A chance encounter with the seldom seen kid
You know why Manchester is a fantastic city? It is one of the few places in the world that is so abundant with raw musical talent that when you step out onto the street you can, more frequently than one might expect, come face to face with an Ivor Novello award winning artist on a ‘stomp’ around his home territory. This was the situation that I found myself a few weeks ago, when I was delighted to speak to the charismatic Guy Garvey, who fronts the world renowned rock band, Elbow.
It was only the second week of my masters degree in multimedia journalism at Manchester Metropolitan University, and only the very first time that I’d been introduced to the sound recording equipment that we’d be using for our course in order to interview the good Mancunian folk on the street. We were shown how to hold the microphones, how to eliminate the dreaded ‘pop’ that features on so many amateur recordings, and what to do in the event that we were mugged for the valuable equipment we were being trusted with. [The answer: defend it with every fiber of your being! “Take my life but not the microphone!”]. Then we were wished the best of luck, teamed up with a ‘buddy’ so as to reduce the seemingly significant risk that we might genuinely become the victims of street crime, and released on an unsuspecting public. A mini hoard of fresh-faced journalist hitting the pavement, looking high and low for a story, a scoop, or a scandal.
Had it not been for my ‘buddy’s’ extraordinary endeavor to find the nearest caffeine vendor before starting the task at hand we might not have spotted anybody worth mention at all that day! But it was with the type of sudden urgency that wouldn’t normally be associated with a person desperately low on coffee supplies that we bolted from the university building, and in doing so bumped almost immediately into the distinctive front man of the famous band.
Guy Garvey has an immediately relaxing presence and was gracious enough to not only stop for an interview, but to lend his experience to two newbies in the game. He explained to us the best way to shield the mic from the wind using our bodies, and that a good interview is short, sharp and to the point.
I probed Guy with a line of hard hitting journalistic inquiry, slicing through the guff I unloaded the full force of my interrogation cannon.
“So how’s it going?… Why are you in Manchester?“, I grilled the singer.
He hit back without pause or sweat,
“just havin’ a stomp – as I call it. I’ve lived here my whole life, so at this time of year I like wanderin’ around this particular area, Oxford road, just checkin’ out the new faces”
The consummate professional, Guy went on to withstand my inquisition explaining that he was in town for a few drinks with a friend.
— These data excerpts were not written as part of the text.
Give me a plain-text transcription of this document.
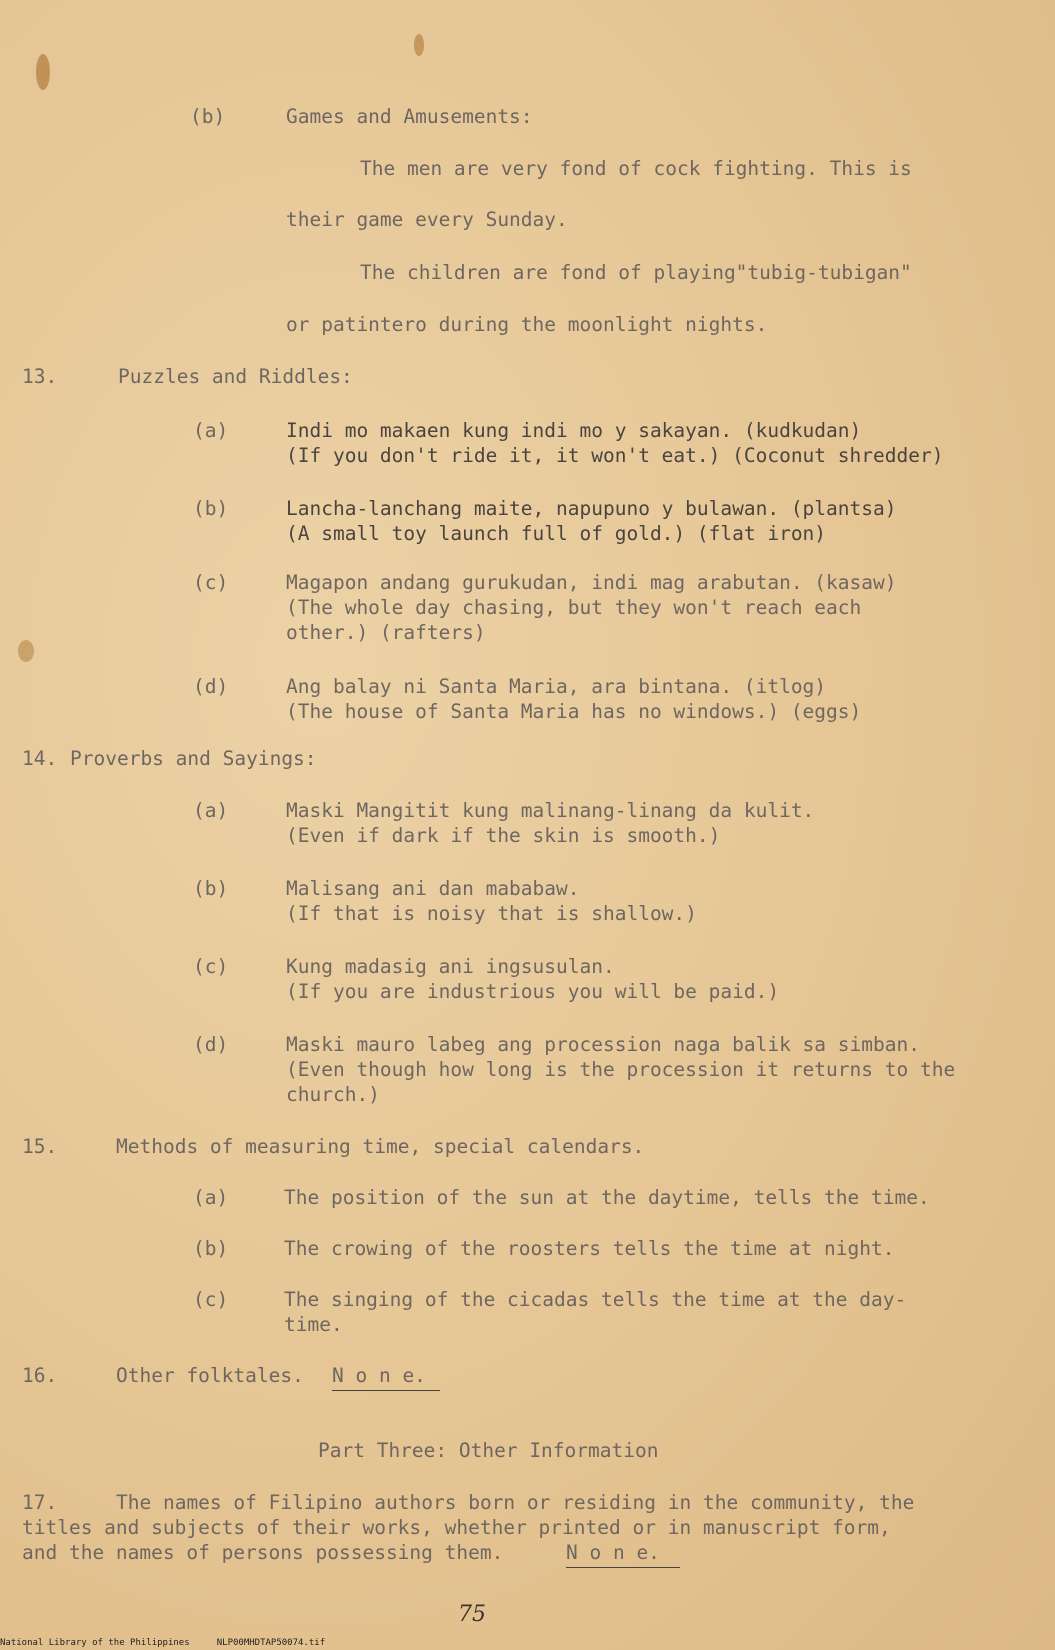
(b)	Games and Amusements:
The men are very fond of cock fighting. This is
their game every Sunday.
The children are fond of playing"tubig-tubigan"
or patintero during the moonlight nights.
13.	Puzzles and Riddles:
(a)	Indi mo makaen kung indi mo y sakayan. (kudkudan)
(If you don't ride it, it won't eat.) (Coconut shredder)
(b)	Lancha-lanchang maite, napupuno y bulawan. (plantsa)
(A small toy launch full of gold.) (flat iron)
(c)	Magapon andang gurukudan, indi mag arabutan. (kasaw)
(The whole day chasing, but they won't reach each
other.) (rafters)
(d)	Ang balay ni Santa Maria, ara bintana. (itlog)
(The house of Santa Maria has no windows.) (eggs)
14. Proverbs and Sayings:
(a)	Maski Mangitit kung malinang-linang da kulit.
(Even if dark if the skin is smooth.)
(b)	Malisang ani dan mababaw.
(If that is noisy that is shallow.)
(c)	Kung madasig ani ingsusulan.
(If you are industrious you will be paid.)
(d)	Maski mauro labeg ang procession naga balik sa simban.
(Even though how long is the procession it returns to the
church.)
15.	Methods of measuring time, special calendars.
(a)	The position of the sun at the daytime, tells the time.
(b)	The crowing of the roosters tells the time at night.
(c)	The singing of the cicadas tells the time at the day-
time.
16.	Other folktales. N o n e.
Part Three: Other Information
17.	The names of Filipino authors born or residing in the community, the
titles and subjects of their works, whether printed or in manuscript form,
and the names of persons possessing them.	N o n e.
75
National Library of the Philippines     NLP00MHDTAP50074.tif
He displayed a palpable ease at being in the city that seemed to come from a genuine affinity with the Manchester way of life. The ever changing, yet constantly familiar landscape and skyline of the city is something that I too have spent many a spare hour admiring in an aimless wander. As Guy talked he explained that he was out, simply “enjoying his city“, and soaking it all in, on his way to meet his friend – it sounded like a perfect afternoon. As a place to lose yourself amongst faces and mixed architecture, I couldn’t help but agree that there isn’t a place more enjoyable to while away the hours as Manchester on an Autumn afternoon.
I thanked him for his time and wished him a pleasant evening. Knowing that a belly full of ale was on the cards for Guy, I suspected that this brief interaction was unlikely to be the highlight of his day – but it was certainly the highlight on mine.
As first interviews go, his has certainly set the bar quite high.